Consider the Cauchy problem for the $n$-dimensional incompressible Navier-Stokes equations: $\frac{∂}{∂t}u−α△u+(u·∇)u+∇p = f(x, t),$ with the initial condition $u(x, 0) = u_0(x)$ and with the incompressible conditions $∇·u=0,$ $∇·f=0$ and $∇·u_0 = 0.$ The spatial dimension $n ≥ 2.$

Suppose that the initial function $u_0 ∈ L^1(\mathbb{R}^n) ∩ L^2(\mathbb{R}^n)$ and the external
force $f∈L^1(\mathbb{R}^n\times \mathbb{R}^+)∩L^1(\mathbb{R}^+,L^2(\mathbb{R^n})).$ It is well known that there holds the
decay estimate with sharp rate: $(1 + t)^{1+n/2} ∫_{\mathbb{R}^n} |u(x, t)|^2dx ≤ C,$ for all time $t > 0,$ where the dimension $n ≥ 2,$ $C > 0$ is a positive constant, independent
of $u$ and $(x, t).$

The main purpose of this paper is to provide two independent proofs of
the decay estimate with sharp rate, both are complete, systematic, simplified
proofs, under a weaker condition on the external force.
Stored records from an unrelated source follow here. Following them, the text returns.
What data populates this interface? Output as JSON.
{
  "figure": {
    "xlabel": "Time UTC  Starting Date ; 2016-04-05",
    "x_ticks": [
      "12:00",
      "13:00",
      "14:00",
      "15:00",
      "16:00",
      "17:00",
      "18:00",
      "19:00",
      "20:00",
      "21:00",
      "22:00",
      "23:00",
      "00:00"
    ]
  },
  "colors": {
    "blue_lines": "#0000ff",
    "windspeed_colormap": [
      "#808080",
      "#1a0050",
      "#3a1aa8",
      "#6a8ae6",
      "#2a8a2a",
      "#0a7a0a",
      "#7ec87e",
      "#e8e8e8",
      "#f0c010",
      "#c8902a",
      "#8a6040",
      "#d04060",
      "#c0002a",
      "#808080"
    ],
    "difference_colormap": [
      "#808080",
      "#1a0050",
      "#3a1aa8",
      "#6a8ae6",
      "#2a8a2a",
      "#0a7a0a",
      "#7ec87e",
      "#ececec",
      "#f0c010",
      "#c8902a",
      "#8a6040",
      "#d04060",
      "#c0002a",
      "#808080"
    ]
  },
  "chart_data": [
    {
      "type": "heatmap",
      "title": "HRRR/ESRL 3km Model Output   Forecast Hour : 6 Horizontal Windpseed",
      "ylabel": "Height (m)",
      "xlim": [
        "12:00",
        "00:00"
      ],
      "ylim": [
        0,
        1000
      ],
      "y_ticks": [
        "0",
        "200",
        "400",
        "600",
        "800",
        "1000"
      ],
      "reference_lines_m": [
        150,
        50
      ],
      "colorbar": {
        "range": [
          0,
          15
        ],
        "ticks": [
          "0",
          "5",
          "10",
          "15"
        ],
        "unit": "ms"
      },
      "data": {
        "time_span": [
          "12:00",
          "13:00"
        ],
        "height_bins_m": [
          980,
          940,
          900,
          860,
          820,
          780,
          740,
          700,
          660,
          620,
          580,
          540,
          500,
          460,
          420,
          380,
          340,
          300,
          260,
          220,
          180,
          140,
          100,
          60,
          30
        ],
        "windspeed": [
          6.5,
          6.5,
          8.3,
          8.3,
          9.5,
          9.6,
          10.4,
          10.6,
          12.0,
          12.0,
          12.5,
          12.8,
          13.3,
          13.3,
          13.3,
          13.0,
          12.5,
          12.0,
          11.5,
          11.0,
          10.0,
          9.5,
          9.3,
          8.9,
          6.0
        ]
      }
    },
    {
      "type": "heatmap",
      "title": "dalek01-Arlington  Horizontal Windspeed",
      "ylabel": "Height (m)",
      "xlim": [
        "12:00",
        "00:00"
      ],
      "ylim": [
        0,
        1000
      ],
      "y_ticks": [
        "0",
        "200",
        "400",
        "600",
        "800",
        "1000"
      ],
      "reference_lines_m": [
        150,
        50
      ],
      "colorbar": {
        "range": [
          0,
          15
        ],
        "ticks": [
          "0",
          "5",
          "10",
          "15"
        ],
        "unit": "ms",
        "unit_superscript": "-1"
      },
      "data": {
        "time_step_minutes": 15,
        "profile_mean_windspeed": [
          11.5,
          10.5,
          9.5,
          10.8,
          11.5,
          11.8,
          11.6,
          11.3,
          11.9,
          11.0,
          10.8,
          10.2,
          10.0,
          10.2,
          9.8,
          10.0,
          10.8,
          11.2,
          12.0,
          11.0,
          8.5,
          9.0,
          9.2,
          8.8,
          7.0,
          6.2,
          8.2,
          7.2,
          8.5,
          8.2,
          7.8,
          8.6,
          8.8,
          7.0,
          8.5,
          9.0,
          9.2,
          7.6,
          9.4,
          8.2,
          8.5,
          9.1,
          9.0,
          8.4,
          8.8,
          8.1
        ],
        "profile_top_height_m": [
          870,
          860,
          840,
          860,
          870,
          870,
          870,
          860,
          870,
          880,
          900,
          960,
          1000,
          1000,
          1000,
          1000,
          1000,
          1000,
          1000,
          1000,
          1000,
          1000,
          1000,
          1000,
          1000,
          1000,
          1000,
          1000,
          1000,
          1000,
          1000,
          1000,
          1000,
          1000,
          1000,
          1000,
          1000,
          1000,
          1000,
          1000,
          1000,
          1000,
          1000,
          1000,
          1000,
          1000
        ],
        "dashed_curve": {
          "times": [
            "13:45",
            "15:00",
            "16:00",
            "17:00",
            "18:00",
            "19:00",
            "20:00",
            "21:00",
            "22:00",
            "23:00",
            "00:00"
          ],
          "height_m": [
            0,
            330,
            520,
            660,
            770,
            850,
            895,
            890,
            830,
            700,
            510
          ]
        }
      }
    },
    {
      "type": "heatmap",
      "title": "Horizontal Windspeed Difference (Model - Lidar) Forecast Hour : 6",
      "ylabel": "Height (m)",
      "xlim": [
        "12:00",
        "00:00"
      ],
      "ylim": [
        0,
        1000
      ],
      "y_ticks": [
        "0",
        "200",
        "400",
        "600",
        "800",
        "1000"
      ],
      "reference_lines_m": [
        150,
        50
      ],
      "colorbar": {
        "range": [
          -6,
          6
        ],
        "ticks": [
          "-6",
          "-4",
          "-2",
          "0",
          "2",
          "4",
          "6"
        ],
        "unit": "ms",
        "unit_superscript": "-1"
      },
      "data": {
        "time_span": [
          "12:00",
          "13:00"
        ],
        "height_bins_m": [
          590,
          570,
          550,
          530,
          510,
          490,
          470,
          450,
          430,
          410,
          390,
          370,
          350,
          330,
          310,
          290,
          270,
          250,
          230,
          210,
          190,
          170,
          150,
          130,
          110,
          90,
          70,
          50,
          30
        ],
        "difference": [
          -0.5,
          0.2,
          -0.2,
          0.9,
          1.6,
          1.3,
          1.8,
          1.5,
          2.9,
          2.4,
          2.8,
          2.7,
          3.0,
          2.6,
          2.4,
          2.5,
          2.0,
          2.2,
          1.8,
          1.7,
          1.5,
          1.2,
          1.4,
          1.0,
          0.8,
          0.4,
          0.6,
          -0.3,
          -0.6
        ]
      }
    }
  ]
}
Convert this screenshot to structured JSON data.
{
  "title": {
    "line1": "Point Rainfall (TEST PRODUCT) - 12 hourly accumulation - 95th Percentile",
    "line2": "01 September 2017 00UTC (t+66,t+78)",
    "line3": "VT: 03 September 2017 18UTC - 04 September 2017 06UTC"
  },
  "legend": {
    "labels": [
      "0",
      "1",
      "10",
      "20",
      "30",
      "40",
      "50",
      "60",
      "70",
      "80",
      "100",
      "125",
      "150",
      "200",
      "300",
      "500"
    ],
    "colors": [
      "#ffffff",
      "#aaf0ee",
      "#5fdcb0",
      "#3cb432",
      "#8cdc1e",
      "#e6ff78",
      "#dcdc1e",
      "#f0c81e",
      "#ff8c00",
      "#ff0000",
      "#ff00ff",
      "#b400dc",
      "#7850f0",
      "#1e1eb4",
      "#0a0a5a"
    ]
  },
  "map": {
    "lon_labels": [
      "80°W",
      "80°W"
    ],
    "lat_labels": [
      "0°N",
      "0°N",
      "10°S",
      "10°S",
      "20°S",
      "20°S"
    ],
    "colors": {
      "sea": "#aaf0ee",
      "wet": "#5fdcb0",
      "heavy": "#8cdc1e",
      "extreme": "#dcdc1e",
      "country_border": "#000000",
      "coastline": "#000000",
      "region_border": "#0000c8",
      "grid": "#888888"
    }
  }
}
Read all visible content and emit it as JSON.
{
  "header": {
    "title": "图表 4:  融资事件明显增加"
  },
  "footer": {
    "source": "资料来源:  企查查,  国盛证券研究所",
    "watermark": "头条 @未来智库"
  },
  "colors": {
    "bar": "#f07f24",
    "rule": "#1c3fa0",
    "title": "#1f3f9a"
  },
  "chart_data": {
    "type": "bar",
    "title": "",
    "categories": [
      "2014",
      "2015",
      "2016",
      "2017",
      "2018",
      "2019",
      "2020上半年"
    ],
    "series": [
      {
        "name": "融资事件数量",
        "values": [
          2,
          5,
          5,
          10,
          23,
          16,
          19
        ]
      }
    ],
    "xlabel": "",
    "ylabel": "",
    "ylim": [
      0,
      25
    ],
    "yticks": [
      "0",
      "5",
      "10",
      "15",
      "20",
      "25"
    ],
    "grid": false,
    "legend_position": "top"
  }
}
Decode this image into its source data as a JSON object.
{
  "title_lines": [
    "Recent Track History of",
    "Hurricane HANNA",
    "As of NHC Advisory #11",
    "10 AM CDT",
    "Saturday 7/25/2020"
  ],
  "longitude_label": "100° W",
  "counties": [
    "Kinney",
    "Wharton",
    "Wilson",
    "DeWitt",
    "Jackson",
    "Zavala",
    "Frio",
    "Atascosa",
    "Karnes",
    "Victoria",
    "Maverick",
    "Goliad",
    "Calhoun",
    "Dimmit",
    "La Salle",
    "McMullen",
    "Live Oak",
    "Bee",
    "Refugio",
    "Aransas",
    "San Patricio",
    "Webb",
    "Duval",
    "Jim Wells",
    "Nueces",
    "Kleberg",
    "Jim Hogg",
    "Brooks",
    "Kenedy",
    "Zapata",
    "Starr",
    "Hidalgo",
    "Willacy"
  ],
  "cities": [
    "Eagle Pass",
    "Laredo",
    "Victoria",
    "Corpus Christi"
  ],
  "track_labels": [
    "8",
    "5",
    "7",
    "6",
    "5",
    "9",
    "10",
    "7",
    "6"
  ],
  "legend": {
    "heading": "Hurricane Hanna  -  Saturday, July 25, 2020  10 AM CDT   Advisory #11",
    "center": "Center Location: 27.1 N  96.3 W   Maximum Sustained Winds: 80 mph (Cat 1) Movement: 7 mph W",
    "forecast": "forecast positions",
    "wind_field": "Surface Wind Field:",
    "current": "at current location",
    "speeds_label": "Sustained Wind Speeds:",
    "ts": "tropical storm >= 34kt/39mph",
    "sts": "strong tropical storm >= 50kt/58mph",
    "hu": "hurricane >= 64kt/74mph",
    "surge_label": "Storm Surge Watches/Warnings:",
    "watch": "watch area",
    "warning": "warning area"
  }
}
The ideas and methods
introduced in this paper may have strong influence on the decay estimates with
sharp rates of the global weak solutions or the global smooth solutions of similar
equations, such as the $n$-dimensional magnetohydrodynamics equations, where
the dimension $n ≥ 2.$